In this section, you’ll find out everything you need to know about preparing to come to the hospital. There are several things you can do to help yourself get ready. And to learn more about Kids' Health information and even get some homework help, click here.
What To Bring?
You’ve seen those gowns that people wear in the hospital, right? The ones with the great ventilation in the back? Don’t worry—it's not required attire for the hospital. Feel free to wear whatever you would like—whatever is comfortable. You’ll be spending part of your time in bed, so don’t forget whatever you wear as pajamas, as well as regular clothes for during the day. Bring lots of socks to keep your feet warm, and even hats if you want them.
Music, Video Games, etc.
Feel free to bring your own entertainment, games, or whatever from home. The rooms have TV’s, DVD players, and wireless internet access. Some of our rooms even have PS2’s. If you like to spend time playing video games, listening to music, or reading books and magazines, bring them. The doctors, nurses, and staff want you to feel as close to home as possible. You can even borrow books, games, and movies to use in your room. Or you can chill out with other teens in the Playroom.
Don’t forget the basics, like toothbrushes and toothpaste, combs and brushes, soap or lotions, make up, and other things you might need. You will have space in the bathroom in your room to store your stuff.
You’ll get breakfast, lunch, and dinner each day on trays brought to your room. Pretty nice to be waited on, I must say. Down the hall is a snack kitchen where you can pick out juice, milk, crackers or whatever. They have drink machines as well. But you are always welcome to bring your own food and beverages from home—they’ll keep them for you in the snack kitchen.
In addition to your laptops and whatever, you can even bring your own pillow or quilt or your old blankie (we won’t tell anyone). While you are here at the hospital, it is your room.
What Will I Do?
At some point during your visit, your doctors will want you to rest. That means taking it easy, being quiet, staying in bed for awhile. You can still watch TV and videos, read, play quiet games and stuff like that most of the time. The doctors, nurses, and other staff will let you know when you can move or walk around.
The doctors will tell you all about your treatment. That could mean taking medicine, getting certain types of exercise or just plain rest. Other teens may be doing the same things you are and you will get to know each other. You will get lots of attention, day and night. For example, the doctors and nurses will take a look at you several times a day—to check your temperature and blood pressure and stuff like that. It’s all part of being in a hospital. After awhile you’ll get used to it.

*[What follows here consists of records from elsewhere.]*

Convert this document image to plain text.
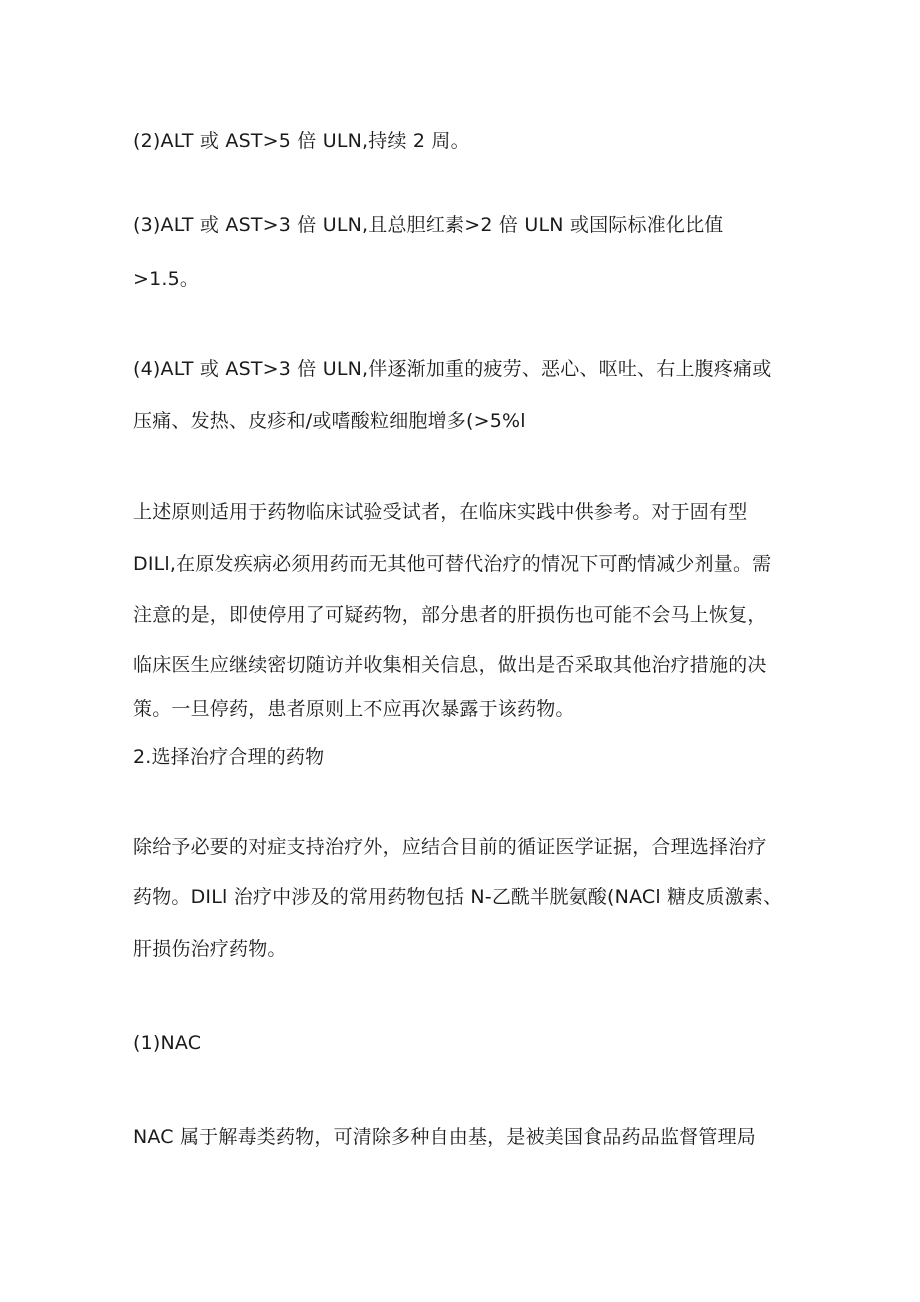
(2)ALT 或 AST>5 倍 ULN,持续 2 周。

(3)ALT 或 AST>3 倍 ULN,且总胆红素>2 倍 ULN 或国际标准化比值

>1.5。

(4)ALT 或 AST>3 倍 ULN,伴逐渐加重的疲劳、恶心、呕吐、右上腹疼痛或

压痛、发热、皮疹和/或嗜酸粒细胞增多(>5%l

上述原则适用于药物临床试验受试者，在临床实践中供参考。对于固有型

DILl,在原发疾病必须用药而无其他可替代治疗的情况下可酌情减少剂量。需

注意的是，即使停用了可疑药物，部分患者的肝损伤也可能不会马上恢复，

临床医生应继续密切随访并收集相关信息，做出是否采取其他治疗措施的决

策。一旦停药，患者原则上不应再次暴露于该药物。

2.选择治疗合理的药物

除给予必要的对症支持治疗外，应结合目前的循证医学证据，合理选择治疗

药物。DILl 治疗中涉及的常用药物包括 N-乙酰半胱氨酸(NACl 糖皮质激素、

肝损伤治疗药物。

(1)NAC

NAC 属于解毒类药物，可清除多种自由基，是被美国食品药品监督管理局
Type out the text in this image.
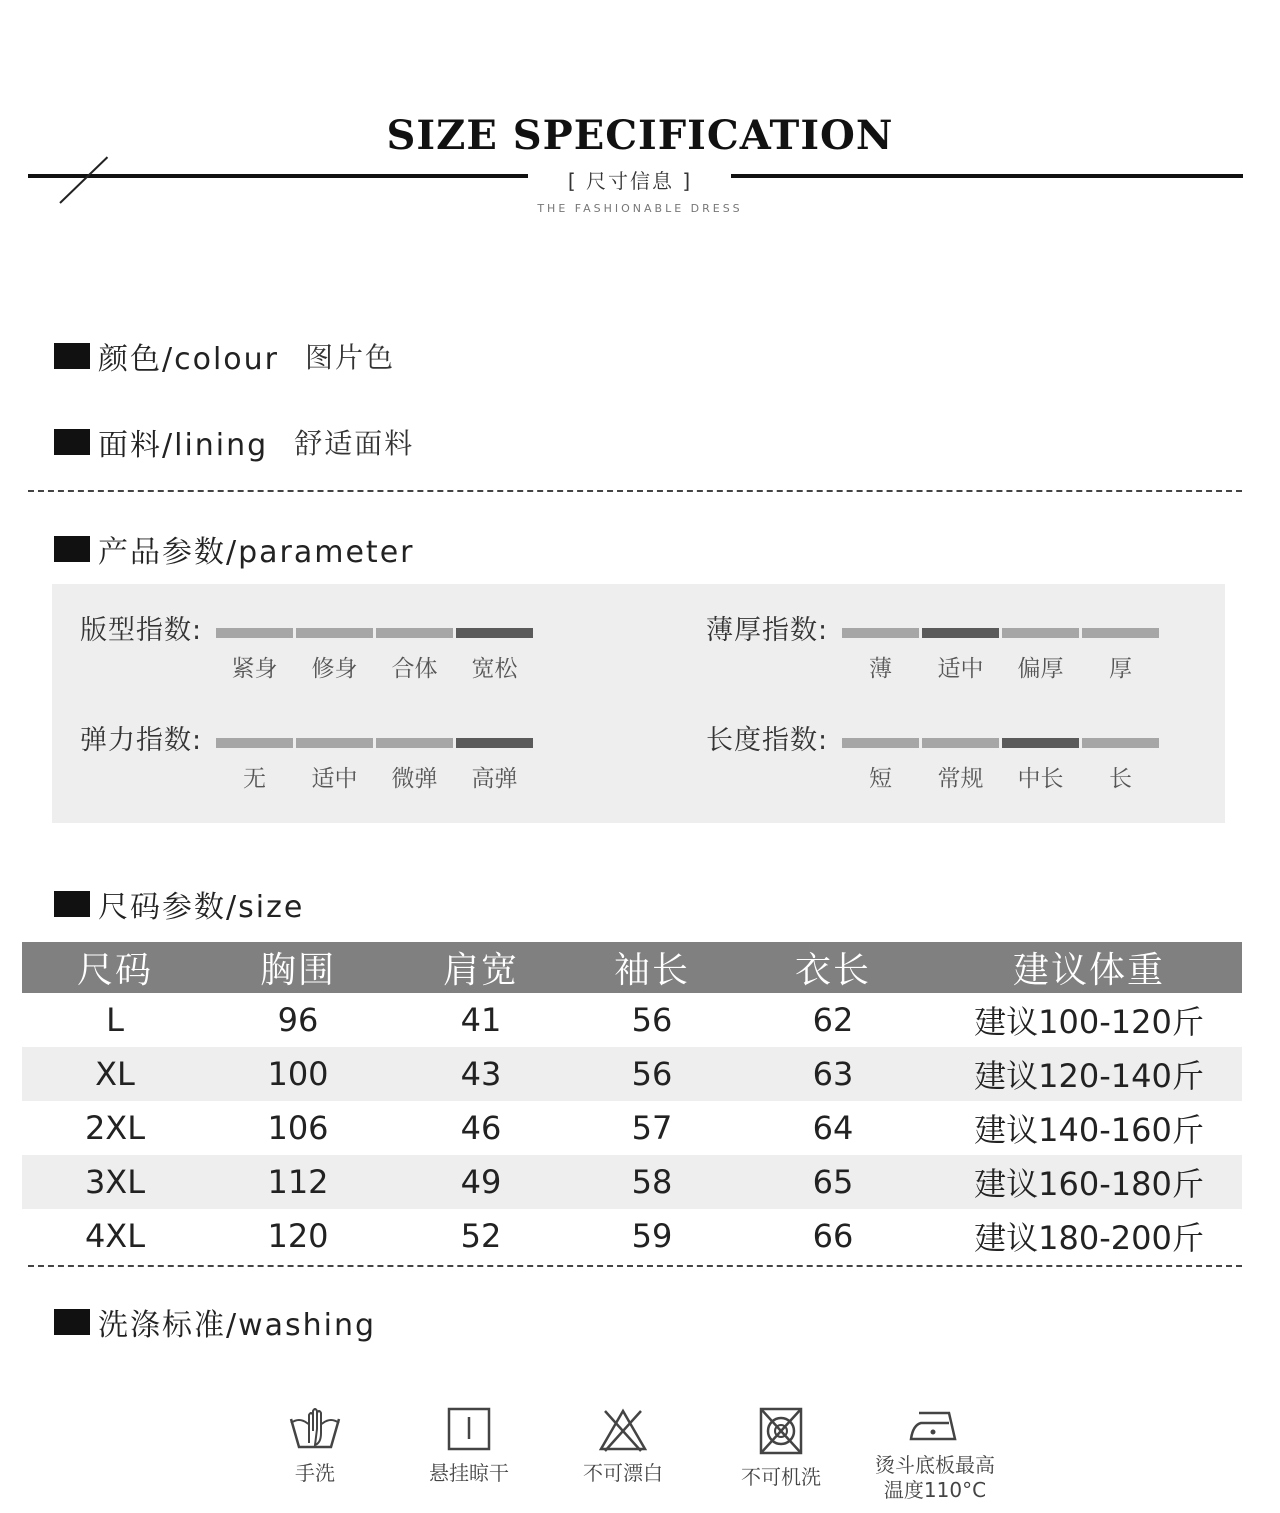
SIZE SPECIFICATION
[ 尺寸信息 ]
THE FASHIONABLE DRESS
颜色/colour 图片色
面料/lining 舒适面料
产品参数/parameter
版型指数:
紧身	修身	合体	宽松
薄厚指数:
薄	适中	偏厚	厚
弹力指数:
无	适中	微弹	高弹
长度指数:
短	常规	中长	长
尺码参数/size
尺码	胸围	肩宽	袖长	衣长	建议体重
L	96	41	56	62	建议100-120斤
XL	100	43	56	63	建议120-140斤
2XL	106	46	57	64	建议140-160斤
3XL	112	49	58	65	建议160-180斤
4XL	120	52	59	66	建议180-200斤
洗涤标准/washing
手洗	悬挂晾干	不可漂白	不可机洗	烫斗底板最高
温度110°C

The doctors will want you to move around at some point and may suggest a walk down the hallway or a trip to the playroom where you can pick out games, books, and more. You can even shoot pool or play video games.
Who Will I See?
The people working at the hospital are there to help you get better. You will meet lots of new people while you are in the hospital. Please just ask if you have questions. They have talked with lots of teens along the way.
Several doctors may help take care of you while you are at the hospital.
Residents are doctors who have completed medical school and are training in a specialty, such as pediatrics or surgery. Interns are residents in their first year of training. The residents work very closely with all of your other doctors to provide you with the best care.
Your nurse will be your primary caregiver at the hospital. He or she will make sure you get the medicines or test you need to get better. You nurse will also be available to answer questions about treatments or hospital services. Patient Care Technicians (PCT) will be working in conjunction with the nursing staff, helping to check your vital signs and relay information.
Therapists specially trained in physical therapy, occupational therapy, respiratory therapy, and speech therapy may be part of your care. Your nurse, doctor, or therapist will more fully explain the therapists’ role in your care.
Pharmacists and pharmacy technicians work closely with your medical team to ensure the effectiveness of all drug therapies.
The Unit Secretary stationed in each patient unit schedules many of your tests, orders supplies, and answers the unit telephone. The Unit Secretary can help you contact your doctor or nurse and can direct you to other individuals or departments for answers to any questions you may have.
Child Life Specialists
Child Life Specialists are trained to help teens and their families cope with being in the hospital. They can talk with you about any tests or procedures you may have so you that know what to expect. They are also great at finding activities to help keep you busy while you are in the hospital.
Social workers are available to help your family manage the stresses that may be associated with having a family member in the hospital. They are also available to help make arrangements for your post-hospital care, including home health care.
The hospital has chaplains on staff who can help you if you need someone to talk with or pray with or just work through some issues.
Volunteers are people who are available to help you with whatever you need; give you a ride down the hall, play a game or get something for you from the playroom. They wear pink or red coats.